Sun, 16 June 2013
Colin Marshall sits down above Gastown, Vancouver, British Columbia with novelist Timothy Taylor, author of Stanley Park, Story House, and The Blue Light Project, as well as the short story collection Silent Cruise. They discuss what, exactly, Vancouver is; what, exactly, CanLit is; his being born into a nomadic lifestyle; his inadvertent prediction of the modern locavore movement; whether one can live in Vancouver without developing an interest in architecture; his fascination with creative and toxic "dyadic relationships," as well as the place of emulation and envy in human affairs; how he discovered René Girard's ideas about "mimetic desire" and came up with a critique of consumerism contra his countrywoman Naomi Klein; the visible desires of Vancouver and its murky, independent-minded past; our quasi-sacrificial system of celebrity; what he learned from watching reaction videos on YouTube; his moves from the navy to banking to consulting to writing; how he grew fascinated with entrepreneurs; why we haven't eaten so well, historically, in North America; Canada's potential as the New-Worldiest place in the New World; his search for where people gather when he visits a new city, and where he would say Vancouverites go to be Vancouverites; his disputation of tradition in Canadian literature; his next project picking up on the lives of the characters from Stanley Park; and what to open yourself up to when you come to Vancouver.
Direct download: NCC_S3E31_Timothy_Taylor.mp3
Category:podcasts -- posted at: 10:56pm UTC
Thu, 13 June 2013
Colin Marshall sits down in Mount Pleasant, Vancouver, British Columbia with comedian and podcaster Dave Shumka, co-host with Graham Clark of Stop Podcasting Yourself.
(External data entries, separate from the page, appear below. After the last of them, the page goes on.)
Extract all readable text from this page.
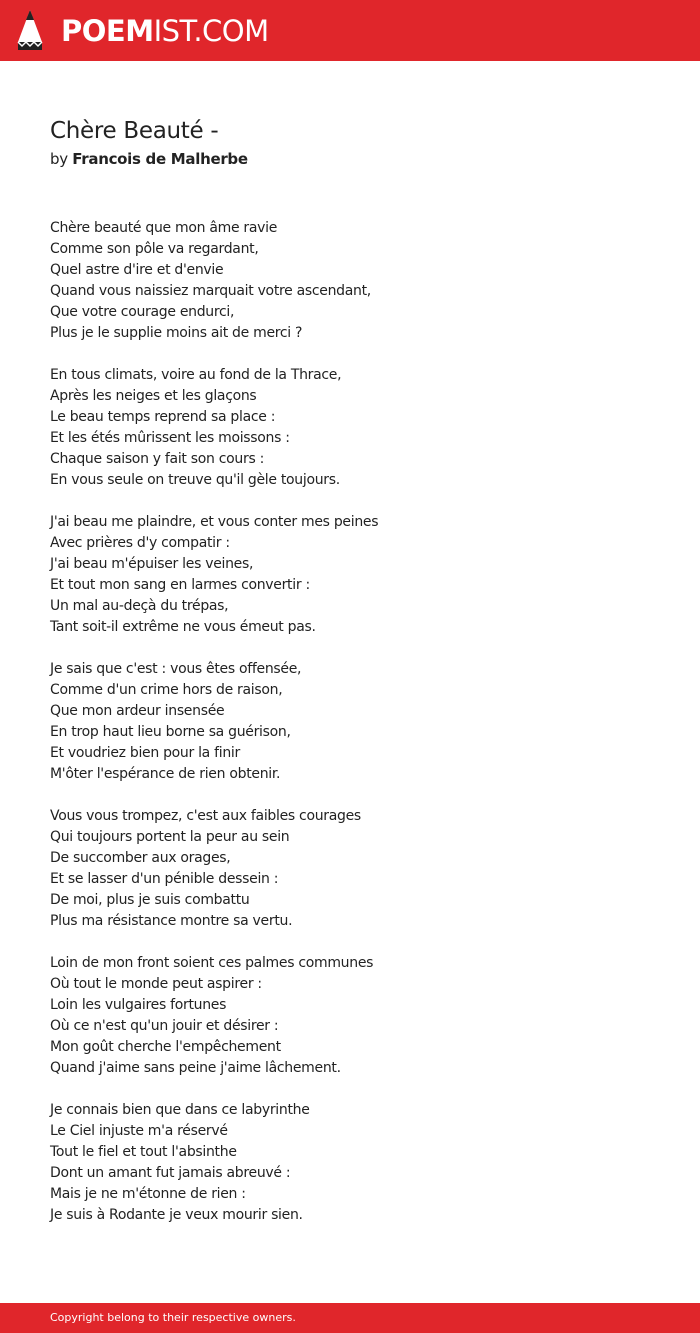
POEMIST.COM
Chère Beauté -
by Francois de Malherbe
Chère beauté que mon âme ravie
Comme son pôle va regardant,
Quel astre d'ire et d'envie
Quand vous naissiez marquait votre ascendant,
Que votre courage endurci,
Plus je le supplie moins ait de merci ?
En tous climats, voire au fond de la Thrace,
Après les neiges et les glaçons
Le beau temps reprend sa place :
Et les étés mûrissent les moissons :
Chaque saison y fait son cours :
En vous seule on treuve qu'il gèle toujours.
J'ai beau me plaindre, et vous conter mes peines
Avec prières d'y compatir :
J'ai beau m'épuiser les veines,
Et tout mon sang en larmes convertir :
Un mal au-deçà du trépas,
Tant soit-il extrême ne vous émeut pas.
Je sais que c'est : vous êtes offensée,
Comme d'un crime hors de raison,
Que mon ardeur insensée
En trop haut lieu borne sa guérison,
Et voudriez bien pour la finir
M'ôter l'espérance de rien obtenir.
Vous vous trompez, c'est aux faibles courages
Qui toujours portent la peur au sein
De succomber aux orages,
Et se lasser d'un pénible dessein :
De moi, plus je suis combattu
Plus ma résistance montre sa vertu.
Loin de mon front soient ces palmes communes
Où tout le monde peut aspirer :
Loin les vulgaires fortunes
Où ce n'est qu'un jouir et désirer :
Mon goût cherche l'empêchement
Quand j'aime sans peine j'aime lâchement.
Je connais bien que dans ce labyrinthe
Le Ciel injuste m'a réservé
Tout le fiel et tout l'absinthe
Dont un amant fut jamais abreuvé :
Mais je ne m'étonne de rien :
Je suis à Rodante je veux mourir sien.
Copyright belong to their respective owners.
They discuss what everyone in Vancouver is, a little bit; the city's much-touted "livability"; becoming that icon of fun that is a comedian in "No Funcouver"; the origin of Stop Podcasting Yourself; the newly classic Vancouver lifestyle up in downtown condos versus the classic classic Vancouver lifestyle in his hundred-year-old house; waking up in adulthood to find himself in a reasonably cool city; the pull, for comedians and media people, of both Toronto and the United States; his job overseeing international music at the CBC, and to what extent it puts his finger on the pulse of the Canadian musical consciousness; whether music will always out-cool comedy; the quaintness of the Canadian media experience; whether Vancouver has stories to tell, and how he'd like to see them told; the scarred hookers of the less-scary-than-sad Hastings Street; how many Torontonians it takes to screw in a lightbulb; the struggle for comedic visas; the descent of the stretchpant; Vancouverites' tendency to luxuriate in the idea that they could, theoretically, ski and windsurf in a single day; how he heard the call of comedy at a Salvadoran restaurant; his strategic conversational use of mundane topics; Vancouver's stinkiest buses; and the most fruitful sources of ridiculousness he has, including dumbness and his own simulation thereof.
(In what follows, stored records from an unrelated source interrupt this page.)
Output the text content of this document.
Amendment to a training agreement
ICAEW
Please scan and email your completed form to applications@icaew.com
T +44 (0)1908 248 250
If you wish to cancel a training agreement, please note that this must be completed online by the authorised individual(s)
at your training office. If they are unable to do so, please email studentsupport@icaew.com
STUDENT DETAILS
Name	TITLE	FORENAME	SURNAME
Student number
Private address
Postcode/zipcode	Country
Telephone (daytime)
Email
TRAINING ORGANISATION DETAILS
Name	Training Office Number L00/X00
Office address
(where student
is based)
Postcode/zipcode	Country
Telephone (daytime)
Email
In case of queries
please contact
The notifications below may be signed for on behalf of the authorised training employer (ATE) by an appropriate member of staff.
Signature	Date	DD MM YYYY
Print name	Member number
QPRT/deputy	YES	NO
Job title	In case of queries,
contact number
Direct download: NCC_S3E30_Dave_Shumka.mp3
Category:podcasts -- posted at: 9:13pm UTC
Wed, 5 June 2013
Colin Marshall sits above Hastings Street in Vancouver, British Columbia with Gordon Price, Director of the City Program at Simon Fraser University, former Councillor for the City of Vancouver, and creator of the electronic magazine Price Tags. They discuss his personal definition of "Vancouverism"; his city as a mid-20th-century version of 19th-century city-building; the balance of trying to maintain the place's Edenic qualities while shipping out its natural resources; the D-word of density, and whether Vancouver's West End ever really had the highest density in North America; how built environments age in place, passing from horror to heritage; how building for the car worked, until it didn't; "stroads," like Los Angeles' La Cienega, which combine the worst of streets with the worst of roads; budgets as the sincerest form of rhetoric; the role technology plays in our newfound adoption of transit; whether Los Angeles could become "the Vancouver of 2020" — or maybe 2030; how New York came from the brink, and what he saw during its decline; whether the Utopian question of how to prevent dullness matters to Vancouver; the erotic power of the surreptitious, the illegal, and whatever you can't regulate; the element of his personal life that got him interested in cities, where he used to find them emblems of what had gone wrong in society; gay men as urban pioneers; and how cities can do better with whatever they've already got.